Comment l’univers de cet album, à la fois noir et joueur, t’a-t-il été inspiré ?
Chaque disque a à voir avec ce que je vis. Pas forcément au moment de la composition : parfois, quelque chose du passé revient. Mais ça reste personnel.
101 a une singularité : il m’a permis de développer un certain humour noir, un regard décalé sur les drames de ma vie. Je dis “drame” même si je n’aime pas trop ce mot, d’autant que j’ai
appris à accepter ce qui m’arrivait. Peut-être devrais-je plutôt parler d’obstacles.
Tu fais référence à la disparition de ton père ?
Ce n’est peut-être pas tant sa mort que sa maladie qui m’a inspirée. J’étais une vraie fille à papa, j’ai toujours eu un regard et des sentiments très forts pour
cet homme qui m’a appris énormément de choses. Etre près de lui pendant sa maladie, pendant sa perte de poids, a certainement eu un impact sur ma créativité. On doit rester fort, être là pour
quelqu’un qu’on aime, réussir à l’accompagner. Le décalage entre la force que j’ai trouvée en moi à ce moment-là et la difficulté à vivre ce genre de choses m’a permis d’écrire sans me poser de
questions, sans chercher à savoir si c’était poétique ou non. Avant, je me demandais cent fois si je devais enrichir tel titre, alléger tel autre. Quand on côtoie la mort, c’est comme si on était
drogué. On s’autorise certainement plus de choses.
101 n’est pas un disque totalement sombre…
J’aime les nuances, les équilibres : si le morceau est sombre, le propos
sera plus léger.
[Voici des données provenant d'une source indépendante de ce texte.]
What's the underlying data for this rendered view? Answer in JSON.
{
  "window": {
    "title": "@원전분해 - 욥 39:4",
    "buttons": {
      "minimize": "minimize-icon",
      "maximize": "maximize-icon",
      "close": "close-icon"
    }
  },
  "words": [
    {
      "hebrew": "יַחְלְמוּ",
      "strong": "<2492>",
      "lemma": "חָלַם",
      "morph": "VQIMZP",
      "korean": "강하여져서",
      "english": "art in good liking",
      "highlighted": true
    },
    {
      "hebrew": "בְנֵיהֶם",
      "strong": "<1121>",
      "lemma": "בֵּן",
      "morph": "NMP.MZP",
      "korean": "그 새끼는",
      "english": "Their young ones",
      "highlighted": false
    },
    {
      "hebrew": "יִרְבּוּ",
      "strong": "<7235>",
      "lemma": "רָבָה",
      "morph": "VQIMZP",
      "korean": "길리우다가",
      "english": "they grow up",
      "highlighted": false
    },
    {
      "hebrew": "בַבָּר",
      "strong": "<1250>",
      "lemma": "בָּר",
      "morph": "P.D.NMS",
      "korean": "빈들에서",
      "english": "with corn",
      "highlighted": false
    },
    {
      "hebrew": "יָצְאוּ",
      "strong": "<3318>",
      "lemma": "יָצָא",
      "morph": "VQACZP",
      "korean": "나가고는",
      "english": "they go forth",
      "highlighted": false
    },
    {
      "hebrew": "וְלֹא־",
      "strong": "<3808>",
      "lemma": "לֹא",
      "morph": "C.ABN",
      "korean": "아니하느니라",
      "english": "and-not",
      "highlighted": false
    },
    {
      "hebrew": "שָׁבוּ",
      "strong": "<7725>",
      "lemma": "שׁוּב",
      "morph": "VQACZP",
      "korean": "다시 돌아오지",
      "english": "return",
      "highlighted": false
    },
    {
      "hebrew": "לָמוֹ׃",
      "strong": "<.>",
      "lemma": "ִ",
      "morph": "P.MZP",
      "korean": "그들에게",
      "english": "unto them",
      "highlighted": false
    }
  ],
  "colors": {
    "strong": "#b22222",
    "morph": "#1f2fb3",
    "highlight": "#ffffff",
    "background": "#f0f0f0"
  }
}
C’est ce qui m’a poussée à développer l’artwork de l’album, ce côté dark avec le sourire aux lèvres… J’ai toujours adoré l’humour noir, cette façon propre au cinéma américain de
raconter des drames de manière simple et accessible, comme chez Hitchcock ou Tarantino. J’aime cette façon décalée de parler de meurtre, de crime, de sang. L’écriture permet ce fantasme : se
mettre dans la peau de n’importe qui, même d’une personne capable de meurtre. Je ne choisis pas des héros qui suivent le droit chemin, je peux être touchée par chaque manière de voir les choses,
la vie, la mort. Et puis j’aime le romantisme, la poésie des gangsters, la fascination que peut provoquer la lecture d’un texte de Bonnie Parker. C’est quelque chose de très présent dans le
cinéma mais qui a aussi irrigué la musique. Chez Lee Hazlewood, on retrouve ces intrigues, ces histoires de cow-boys, ces criminels amoureux.